14 thoughts on “5 Causes of a Steering Wheel That’s Hard to Turn (at Low and High Speeds)”

  1. I have 2008 dodge avenger I had sub frame replaced and basically everything suspension wise replaced. My steering is weird when going at slow speed.. like turning into a parking lot.. it’s like I have to turn my steering wheel back myself. What do you think? Not low on steering fluid and shop says I need alignment my right tire toe is really far out and I need struts on all 4 tires.

    • Yeah, I agree with the shop’s assessment and I was thinking “alignment” before I finished reading that last sentence. I would start there.

  2. Hi, I’ve got a 2011 scion tc with electric steering. The car recently had an alignment and new cv axles/wheel bearings prior to that. New rotors and pads as well (EBC brakes). The mechanic who installed them said I might have steering stiffness initially due to the brakes bedding, but it’s been several hundred miles since then. I feel the wheel get stiff only when turning at speed, where it struggles to return straight on it’s own. Could it be the ball joint needing grease?

  3. I have a 2005 Nissan Quest with 200,000 miles on it. Now, when I first start the car the steering wheel takes all the muscle I have to turn it, but after I do get it turned everything is fine. I have changed the power steering fluid countless times to no avail. Do I need a new power steering pump or a steering rack, or what?

  4. 2014 Chevy Traverse – 137k Miles
    I recently had the power steering pump and fluid flushed/replaced due to pump failure. I’ve now started experiencing stiff turning at low RPMs so I had the rack replaced. I’m still expecting that issue intermittently but not as much as before and now am having RPM/shifting/revving issues above 2 RPMs just 1 hour after getting. Thoughts? Related?

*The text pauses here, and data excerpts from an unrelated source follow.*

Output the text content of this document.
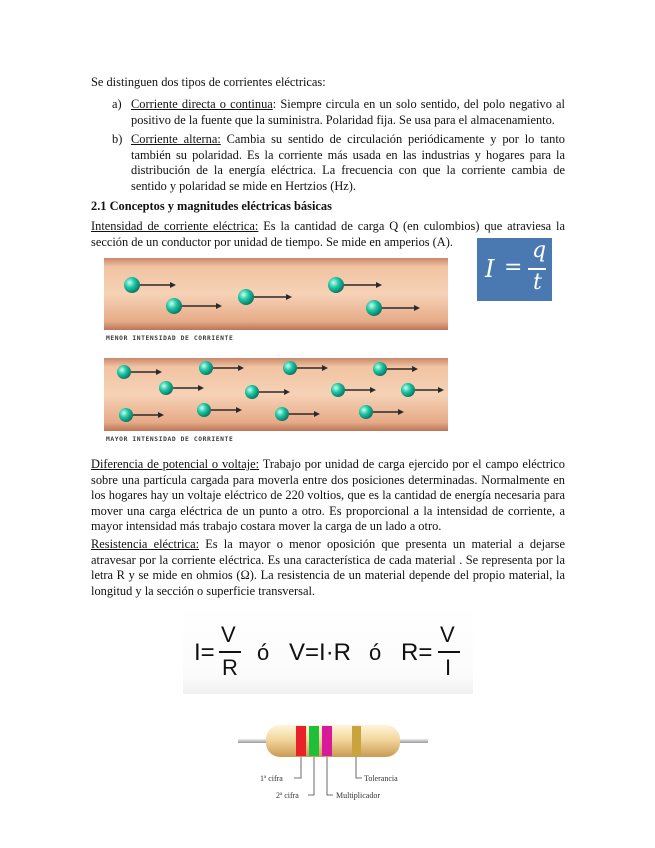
Se distinguen dos tipos de corrientes eléctricas:
a) Corriente directa o continua: Siempre circula en un solo sentido, del polo negativo al positivo de la fuente que la suministra. Polaridad fija. Se usa para el almacenamiento.
b) Corriente alterna: Cambia su sentido de circulación periódicamente y por lo tanto también su polaridad. Es la corriente más usada en las industrias y hogares para la distribución de la energía eléctrica. La frecuencia con que la corriente cambia de sentido y polaridad se mide en Hertzios (Hz).
2.1 Conceptos y magnitudes eléctricas básicas
Intensidad de corriente eléctrica: Es la cantidad de carga Q (en culombios) que atraviesa la sección de un conductor por unidad de tiempo. Se mide en amperios (A).
I =
q
t
MENOR INTENSIDAD DE CORRIENTE
MAYOR INTENSIDAD DE CORRIENTE
Diferencia de potencial o voltaje: Trabajo por unidad de carga ejercido por el campo eléctrico sobre una partícula cargada para moverla entre dos posiciones determinadas. Normalmente en los hogares hay un voltaje eléctrico de 220 voltios, que es la cantidad de energía necesaria para mover una carga eléctrica de un punto a otro. Es proporcional a la intensidad de corriente, a mayor intensidad más trabajo costara mover la carga de un lado a otro.
Resistencia eléctrica: Es la mayor o menor oposición que presenta un material a dejarse atravesar por la corriente eléctrica. Es una característica de cada material . Se representa por la letra R y se mide en ohmios (Ω). La resistencia de un material depende del propio material, la longitud y la sección o superficie transversal.
I=
V
R
ó V=I·R ó R=
V
I
1ª cifra
2ª cifra	Multiplicador
Tolerancia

    • I’m not sure if those are related. Could the power steering lines have been clogged or something? Strange you’re still having steering issues after replacing all of that.

      I’m assuming you didn’t reuse the serpentine belt and power steering pulley when you replaced the power steering pump.

  5. I have a 2006 Chevy impala. My wheel will turn smoothly all the way to the right but when I turn left it seems to tighten up or even act like it’s catching on something. I just took it to get it aligned and I’m still having the same issue. What could cause it to only do this when turning left? I’ve took it to many people and still no answer.